Nor is this a passing phase… October marked the 10th consecutive month of declining confidence in the new home construction industry, which is one of the mainstays of the domestic economy.

Housing could be considered a canary in the economy’s coal mine… an early warning that all this recession talk may soon turn into something more uncomfortable than unaffordable gas and food prices.

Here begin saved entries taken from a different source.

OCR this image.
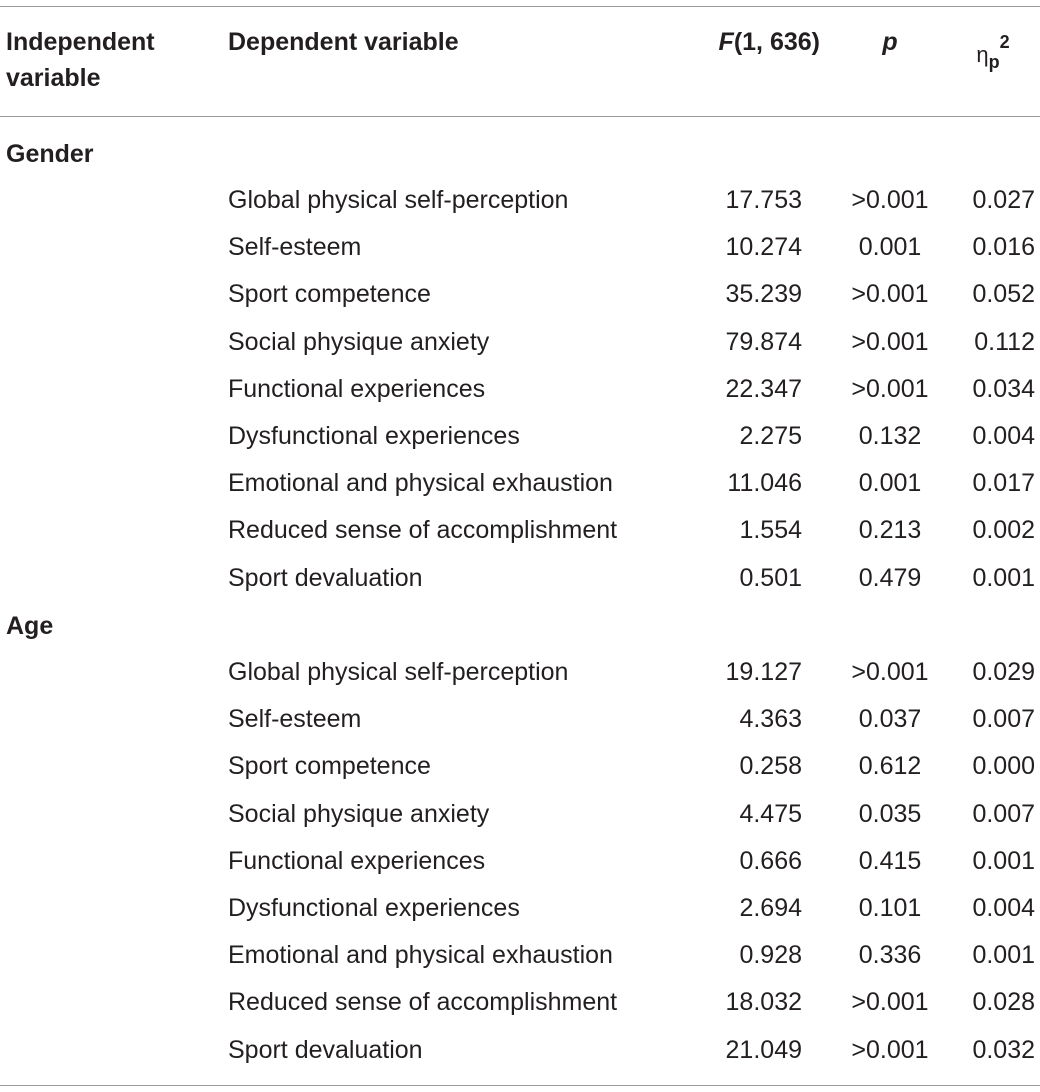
Independent variable
Dependent variable	F(1, 636)	p	$\eta_p^2$
Gender
Global physical self-perception	17.753	>0.001	0.027
Self-esteem	10.274	0.001	0.016
Sport competence	35.239	>0.001	0.052
Social physique anxiety	79.874	>0.001	0.112
Functional experiences	22.347	>0.001	0.034
Dysfunctional experiences	2.275	0.132	0.004
Emotional and physical exhaustion	11.046	0.001	0.017
Reduced sense of accomplishment	1.554	0.213	0.002
Sport devaluation	0.501	0.479	0.001
Age
Global physical self-perception	19.127	>0.001	0.029
Self-esteem	4.363	0.037	0.007
Sport competence	0.258	0.612	0.000
Social physique anxiety	4.475	0.035	0.007
Functional experiences	0.666	0.415	0.001
Dysfunctional experiences	2.694	0.101	0.004
Emotional and physical exhaustion	0.928	0.336	0.001
Reduced sense of accomplishment	18.032	>0.001	0.028
Sport devaluation	21.049	>0.001	0.032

A housing collapse, or even just a significant slowing in this engine of growth, could be a very bad sign for those hoping this will be a short and shallow downturn. Consider these items:

October 5Mortgage Application Pace Plunges to 25-Year Low as Housing Recession Deepens

The pace of mortgage applications has fallen to a multi-decade low amid high housing interest rates, according to the latest data from the Mortgage Bankers Association (MBA).

The Market Composite Index, a measure of mortgage loan application volume, declined by 14.2 percent on a seasonally adjusted basis for the week ended Sept. 30, 2022, compared to a year earlier. The Refinance Index fell 18 percent from the previous week, while the Purchase Index registered a decrease of 13 percent.

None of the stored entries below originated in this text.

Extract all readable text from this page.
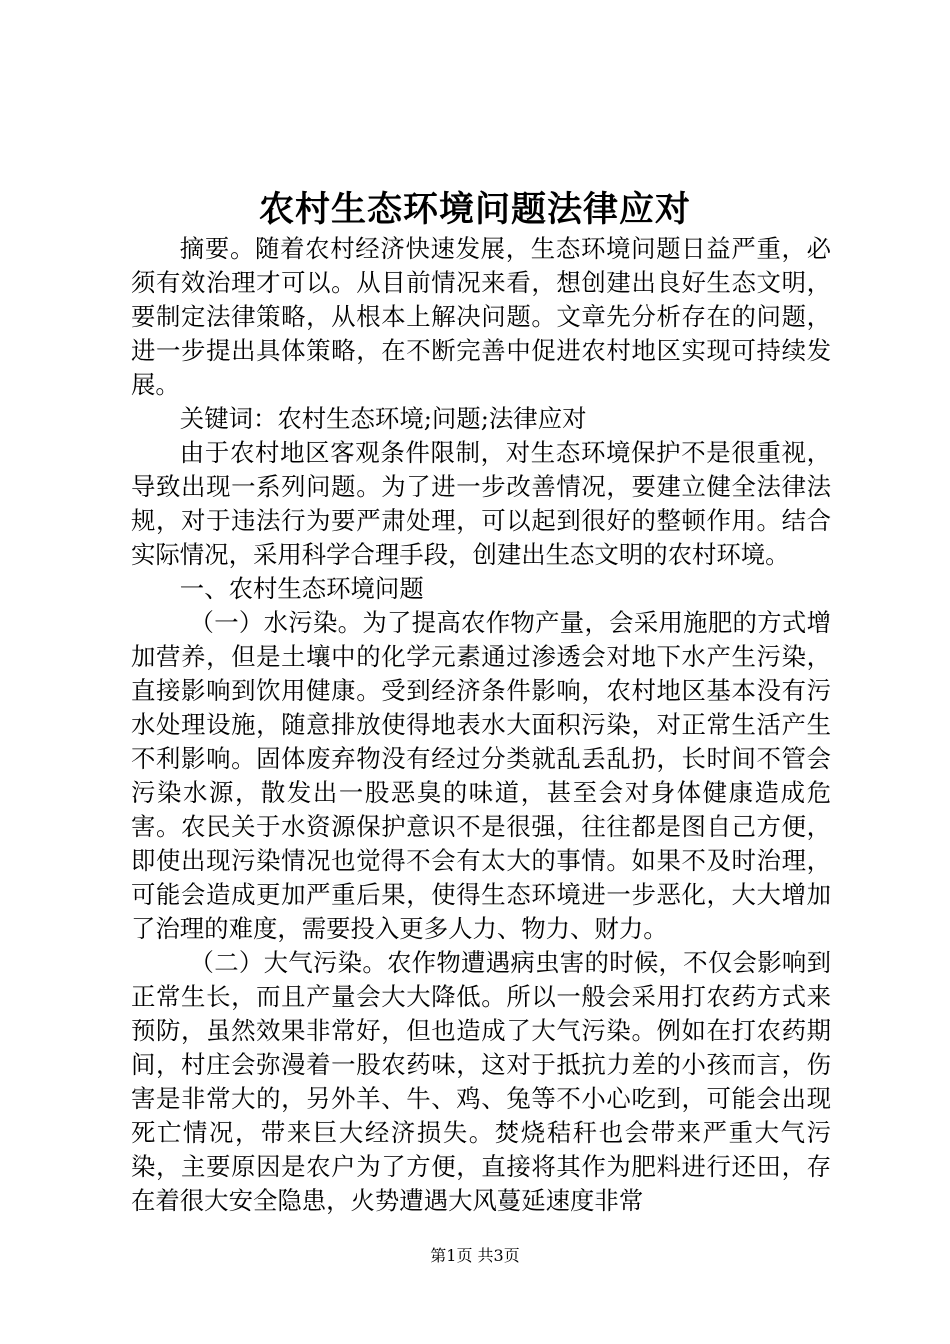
农村生态环境问题法律应对

摘要。随着农村经济快速发展，生态环境问题日益严重，必须有效治理才可以。从目前情况来看，想创建出良好生态文明，要制定法律策略，从根本上解决问题。文章先分析存在的问题，进一步提出具体策略，在不断完善中促进农村地区实现可持续发展。

关键词：农村生态环境;问题;法律应对

由于农村地区客观条件限制，对生态环境保护不是很重视，导致出现一系列问题。为了进一步改善情况，要建立健全法律法规，对于违法行为要严肃处理，可以起到很好的整顿作用。结合实际情况，采用科学合理手段，创建出生态文明的农村环境。

一、农村生态环境问题

（一）水污染。为了提高农作物产量，会采用施肥的方式增加营养，但是土壤中的化学元素通过渗透会对地下水产生污染，直接影响到饮用健康。受到经济条件影响，农村地区基本没有污水处理设施，随意排放使得地表水大面积污染，对正常生活产生不利影响。固体废弃物没有经过分类就乱丢乱扔，长时间不管会污染水源，散发出一股恶臭的味道，甚至会对身体健康造成危害。农民关于水资源保护意识不是很强，往往都是图自己方便，即使出现污染情况也觉得不会有太大的事情。如果不及时治理，可能会造成更加严重后果，使得生态环境进一步恶化，大大增加了治理的难度，需要投入更多人力、物力、财力。

（二）大气污染。农作物遭遇病虫害的时候，不仅会影响到正常生长，而且产量会大大降低。所以一般会采用打农药方式来预防，虽然效果非常好，但也造成了大气污染。例如在打农药期间，村庄会弥漫着一股农药味，这对于抵抗力差的小孩而言，伤害是非常大的，另外羊、牛、鸡、兔等不小心吃到，可能会出现死亡情况，带来巨大经济损失。焚烧秸秆也会带来严重大气污染，主要原因是农户为了方便，直接将其作为肥料进行还田，存在着很大安全隐患，火势遭遇大风蔓延速度非常

第1页 共3页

October 9 — US housing affordability is at the lowest level on record

Source: Goldman, Chart courtesy of themarketear.com

October 12 —

Chart courtesy of themarketear.com

October 18 — Housing market tracker

Several high-frequency data points for the week of October 9 indicate an ongoing deceleration in housing, including:

1. Pending sales down 28% YOY, vs a 25% decline last week, according to Redfin, a national real estate brokerage

2. Price declines on 7.9% of active listings, up from 7.7% last week and 5.0% in 2019

3. Mortgage purchase applications down 39% YOY, vs a 37% decrease last week

4. Median listings and sale prices 5% and 6% lower than their May/June peaks, respectively, though they remain higher YOY

Rising rates = declining affordability = lower sales = less confidence, job losses, and lower profits… in a business where builders are constantly at the edge of bankruptcy, even in boom times. Not a pretty picture. And as housing goes, so goes the economy.